De Steungroep vindt dit zeer onrechtvaardig en vraagt opnieuw dringend aan minister De Geus om het UWV opdracht te geven om bij de keuringen en herkeuringen van ME/CVS-patiënten de beperkingen die de ziekte per geval met zich meebrengt volledig bij de beoordeling van de arbeidsongeschiktheid te betrekken, zoals volgens de officiële regels zou moeten gebeuren. Ook vindt de Steungroep dat alle keuringen waarbij dat niet is gebeurd moeten worden overgedaan. Bovendien vindt de Steungroep het onaanvaardbaar dat bezwaar maken tegen een beslissing van het UWV waarin de uitkering wordt verlaagd feitelijk wordt afgestraft door het volledig intrekken van de uitkering.

De Steungroep dringt er in een brief bij de Tweede Kamer op aan zich hardte maken voor daadwerkelijke erkenning van de ziekte ME/CVS en zich niet neer te leggen bij de houding van de ministers Hoogervorst en De Geus.

Noten:

  1. De ME/CVS-patiënte waarop de beslissing van het UWV betrekking heeft is een nu 33-jarige stewardess. Ze is ziek geworden in 2000, kreeg uiteindelijk van meerdere specialisten de diagnose CVS en werd in eerste instantie volledig arbeidsongeschikt verklaard. In 2004 besloot het UWV dat ze wel weer 4 uur per dag en 20 uur per week kon werken en kreeg ze nog maar een gedeeltelijke WAO-uitkering. Die 20 uur was voor haar in de praktijk lang niet haalbaar.
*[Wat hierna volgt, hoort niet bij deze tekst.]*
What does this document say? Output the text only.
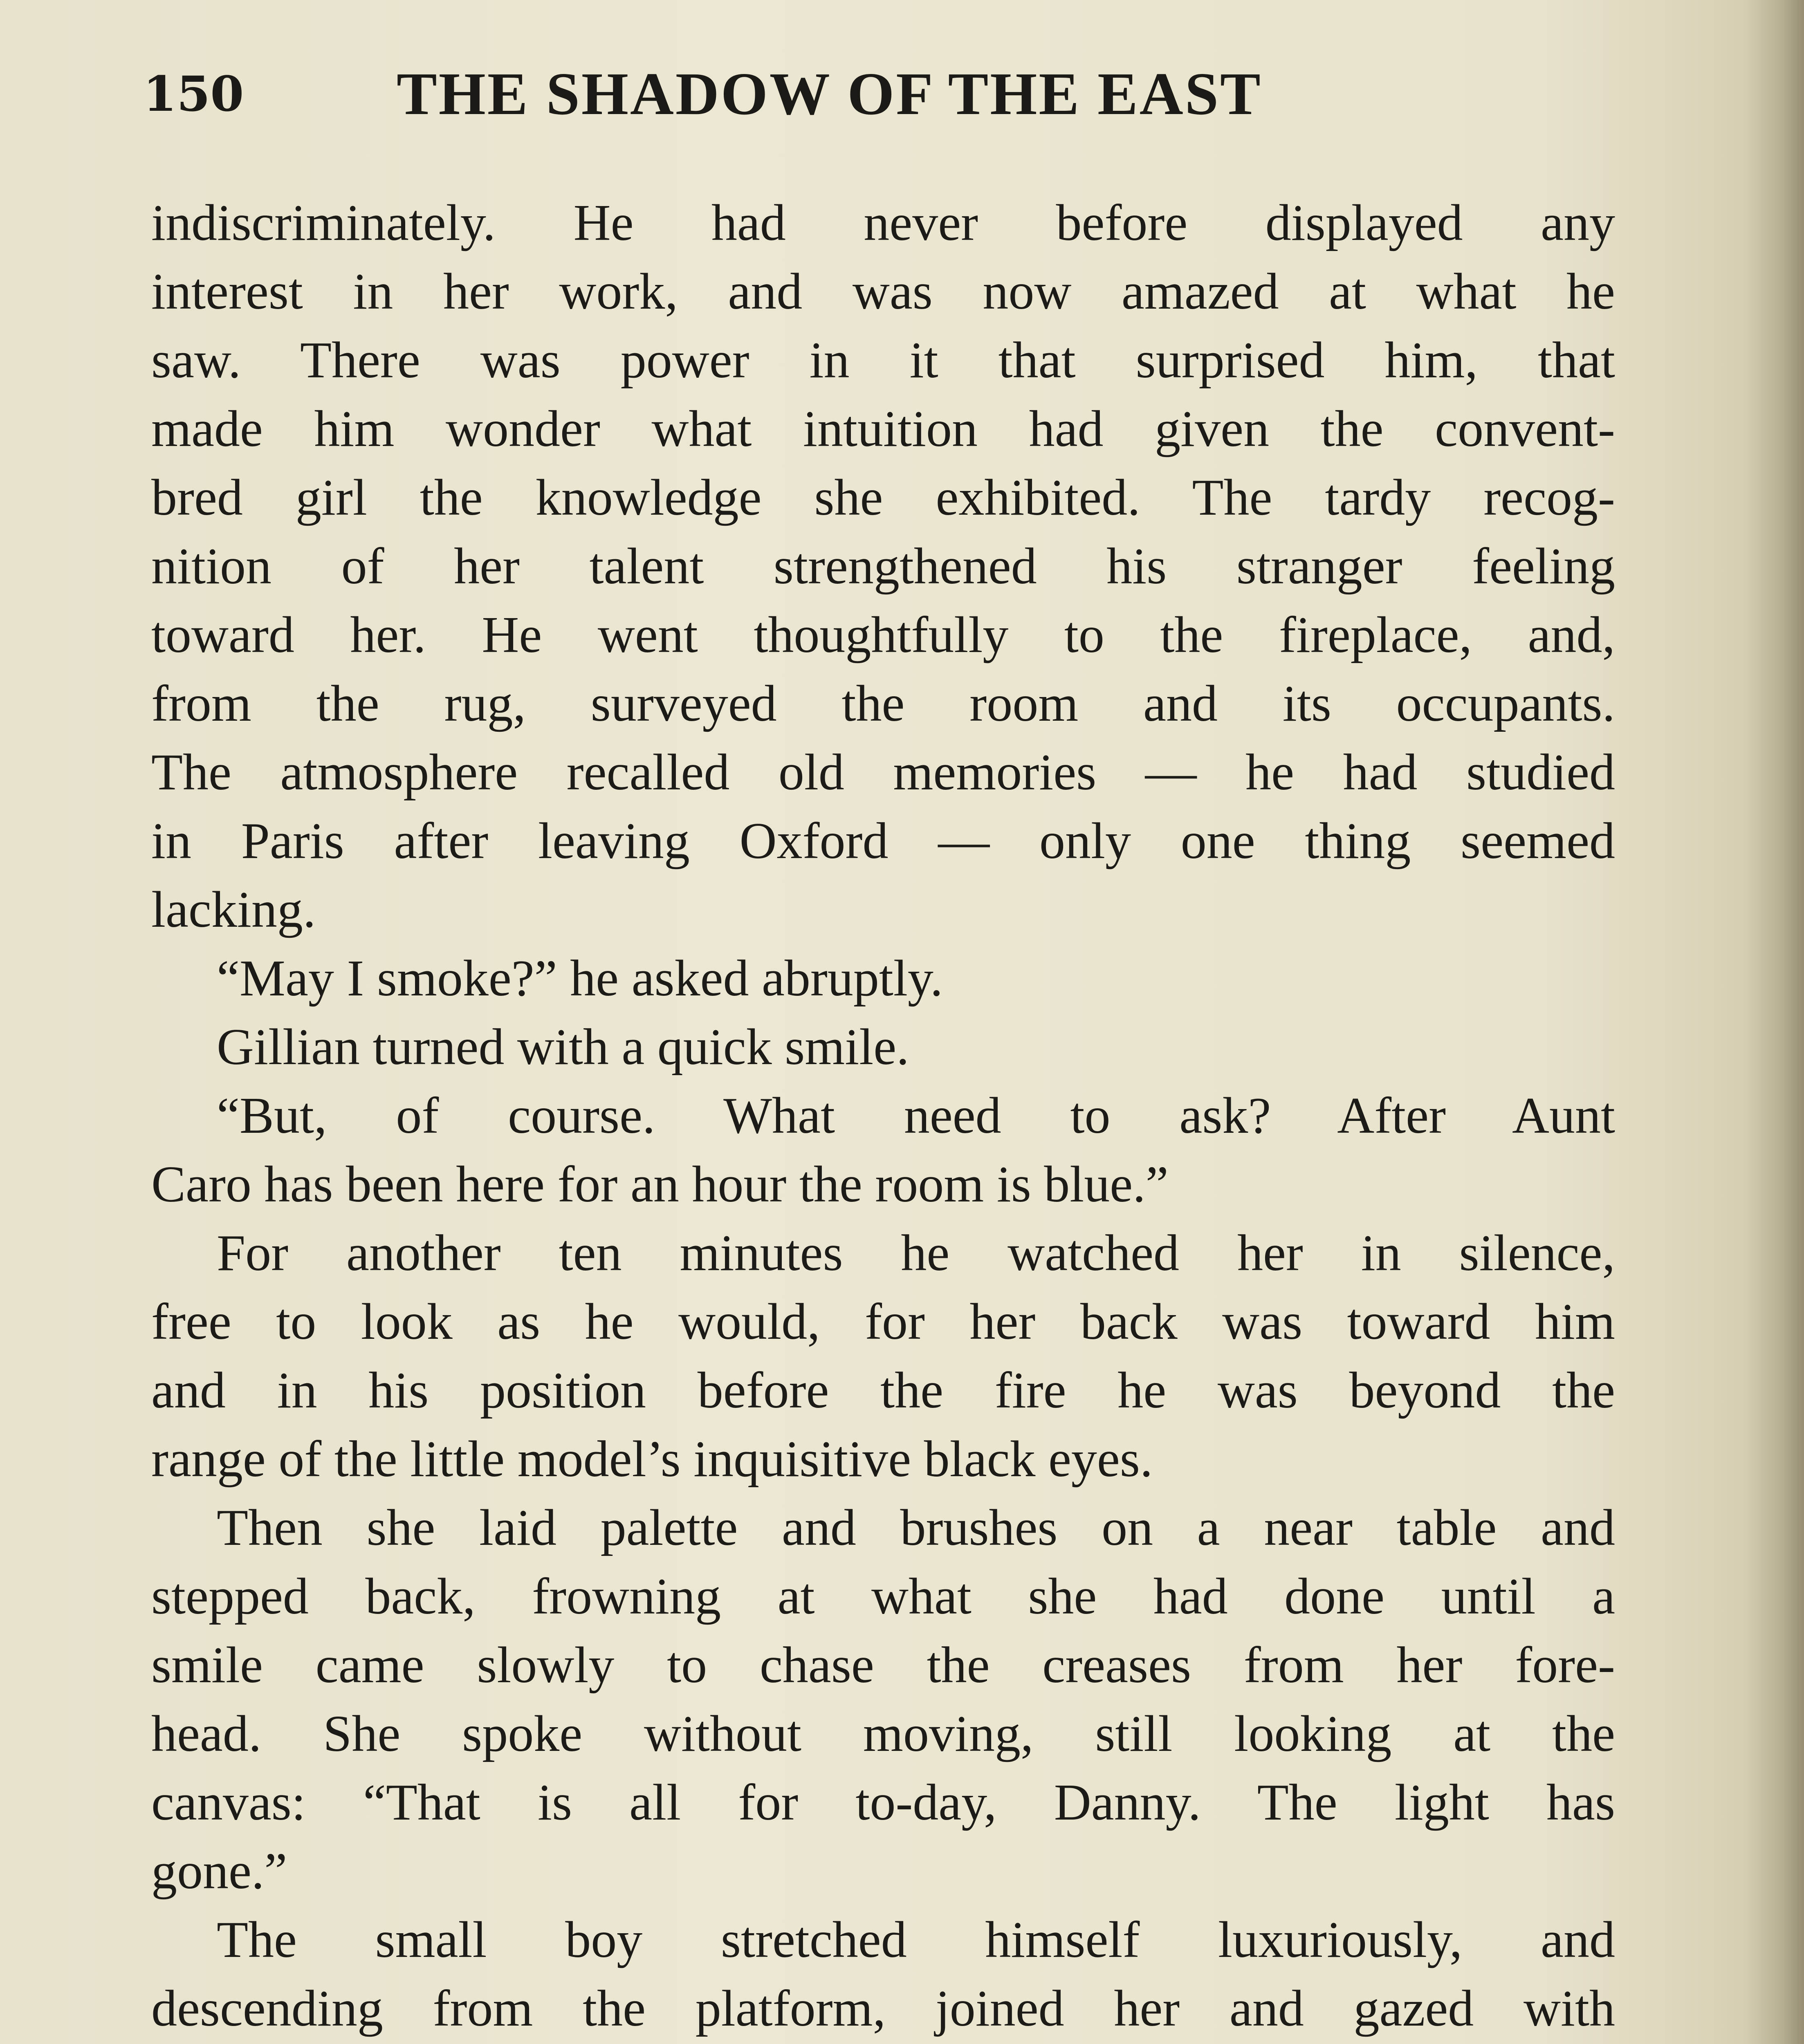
150	THE SHADOW OF THE EAST
indiscriminately. He had never before displayed any
interest in her work, and was now amazed at what he
saw. There was power in it that surprised him, that
made him wonder what intuition had given the convent-
bred girl the knowledge she exhibited. The tardy recog-
nition of her talent strengthened his stranger feeling
toward her. He went thoughtfully to the fireplace, and,
from the rug, surveyed the room and its occupants.
The atmosphere recalled old memories — he had studied
in Paris after leaving Oxford — only one thing seemed
lacking.
“May I smoke?” he asked abruptly.
Gillian turned with a quick smile.
“But, of course. What need to ask? After Aunt
Caro has been here for an hour the room is blue.”
For another ten minutes he watched her in silence,
free to look as he would, for her back was toward him
and in his position before the fire he was beyond the
range of the little model’s inquisitive black eyes.
Then she laid palette and brushes on a near table and
stepped back, frowning at what she had done until a
smile came slowly to chase the creases from her fore-
head. She spoke without moving, still looking at the
canvas: “That is all for to-day, Danny. The light has
gone.”
The small boy stretched himself luxuriously, and
descending from the platform, joined her and gazed with
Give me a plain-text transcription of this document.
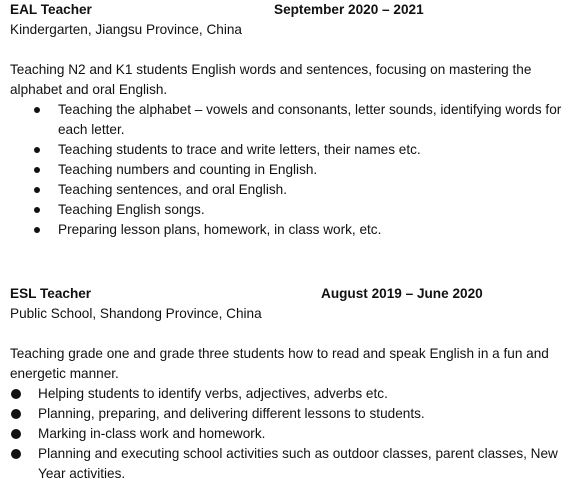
EAL Teacher	September 2020 – 2021
Kindergarten, Jiangsu Province, China
Teaching N2 and K1 students English words and sentences, focusing on mastering the alphabet and oral English.
Teaching the alphabet – vowels and consonants, letter sounds, identifying words for each letter.
Teaching students to trace and write letters, their names etc.
Teaching numbers and counting in English.
Teaching sentences, and oral English.
Teaching English songs.
Preparing lesson plans, homework, in class work, etc.
ESL Teacher	August 2019 – June 2020
Public School, Shandong Province, China
Teaching grade one and grade three students how to read and speak English in a fun and energetic manner.
Helping students to identify verbs, adjectives, adverbs etc.
Planning, preparing, and delivering different lessons to students.
Marking in-class work and homework.
Planning and executing school activities such as outdoor classes, parent classes, New Year activities.
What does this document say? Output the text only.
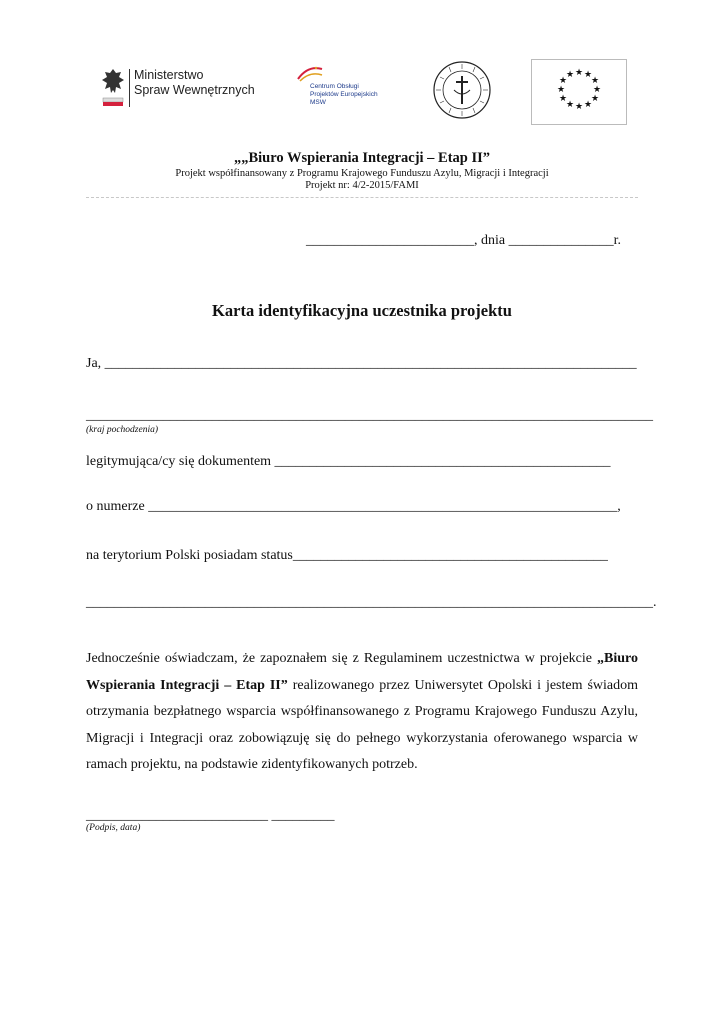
Ministerstwo
Spraw Wewnętrznych	Centrum Obsługi
Projektów Europejskich
MSW
★ ★
★
★
★
★
★
★
★
★
★
★
„„Biuro Wspierania Integracji – Etap II”
Projekt współfinansowany z Programu Krajowego Funduszu Azylu, Migracji i Integracji
Projekt nr: 4/2-2015/FAMI
________________________, dnia _______________r.
Karta identyfikacyjna uczestnika projektu
Ja, ____________________________________________________________________________
_________________________________________________________________________________
(kraj pochodzenia)
legitymująca/cy się dokumentem ________________________________________________
o numerze ___________________________________________________________________,
na terytorium Polski posiadam status_____________________________________________
_________________________________________________________________________________.
Jednocześnie oświadczam, że zapoznałem się z Regulaminem uczestnictwa w projekcie „Biuro Wspierania Integracji – Etap II” realizowanego przez Uniwersytet Opolski i jestem świadom otrzymania bezpłatnego wsparcia współfinansowanego z Programu Krajowego Funduszu Azylu, Migracji i Integracji oraz zobowiązuję się do pełnego wykorzystania oferowanego wsparcia w ramach projektu, na podstawie zidentyfikowanych potrzeb.
__________________________ _________
(Podpis, data)
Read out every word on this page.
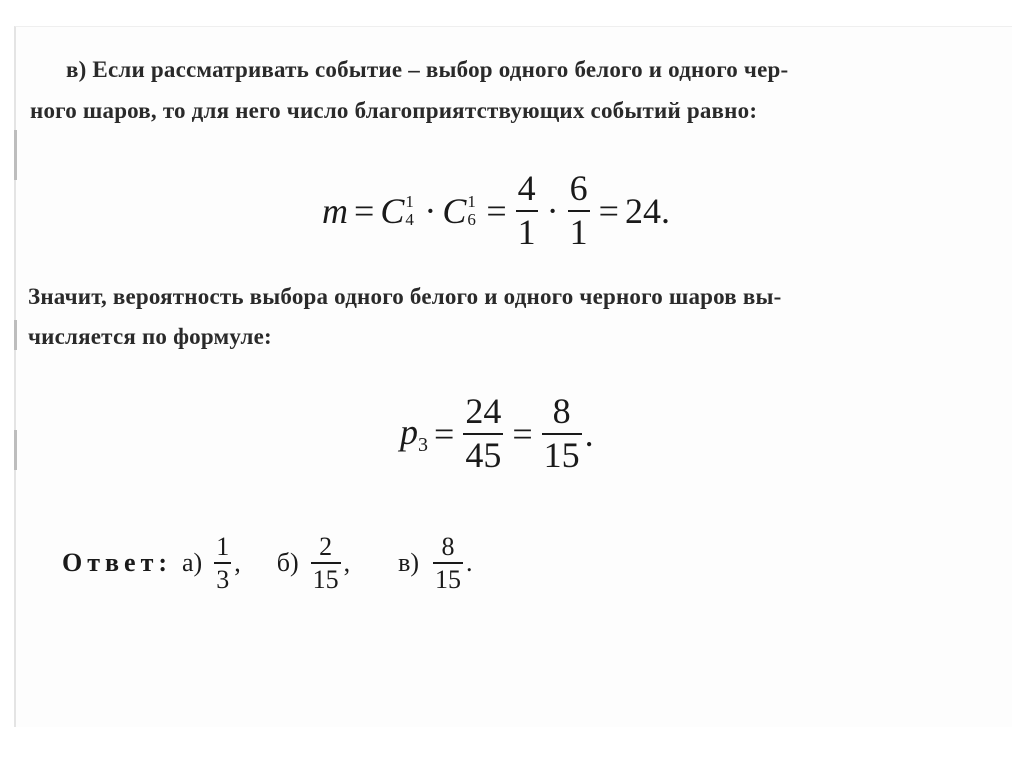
в) Если рассматривать событие – выбор одного белого и одного чер-
ного шаров, то для него число благоприятствующих событий равно:
m = C 1
4 · C 1
$6 = \frac{4}{1} \cdot \frac{6}{1} = 24$.
Значит, вероятность выбора одного белого и одного черного шаров вы-
числяется по формуле:
$p3 = \frac{24}{45} = \frac{8}{15}$ .
Ответ: $а) \frac{1}{3}$ , $б) \frac{2}{15}$ , $в) \frac{8}{15}$ .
Haar werk als stewardess had ze moeten opgeven. Ze mocht bij haar werkgever licht administratief werk doen en had zo geprobeerd haar werktijd geleidelijk uit te breiden naar 20 uur. Maar steeds als ze meer dan 8 uur per week ging werken werd ze zieker. Dan moest ze zich weer een poos volledig ziekmelden. Daarom besloot ze om tegen het besluit van het UWV bezwaar te maken. Haar bezwaar werd behandeld vlak nadat minister Hoogervorst had laten weten dat ME/CVS volgens hem geen ziekte is. Het UWV (voorheen GAK) in Haarlem verklaarde haar bezwaar ongegrond en besliste vervolgens dat ze helemaal geen WAO-uitkering meer krijgt omdat er geen sprake zou zijn van een "objectiveerbare aandoening".
  2. Motie van het lid Vendrik C.S. Aangenomen 26-04-2005. WAO-stelsel 28 333 Nr. 56

Steungroep ME/CVS, Groningen, 24 mei 2005.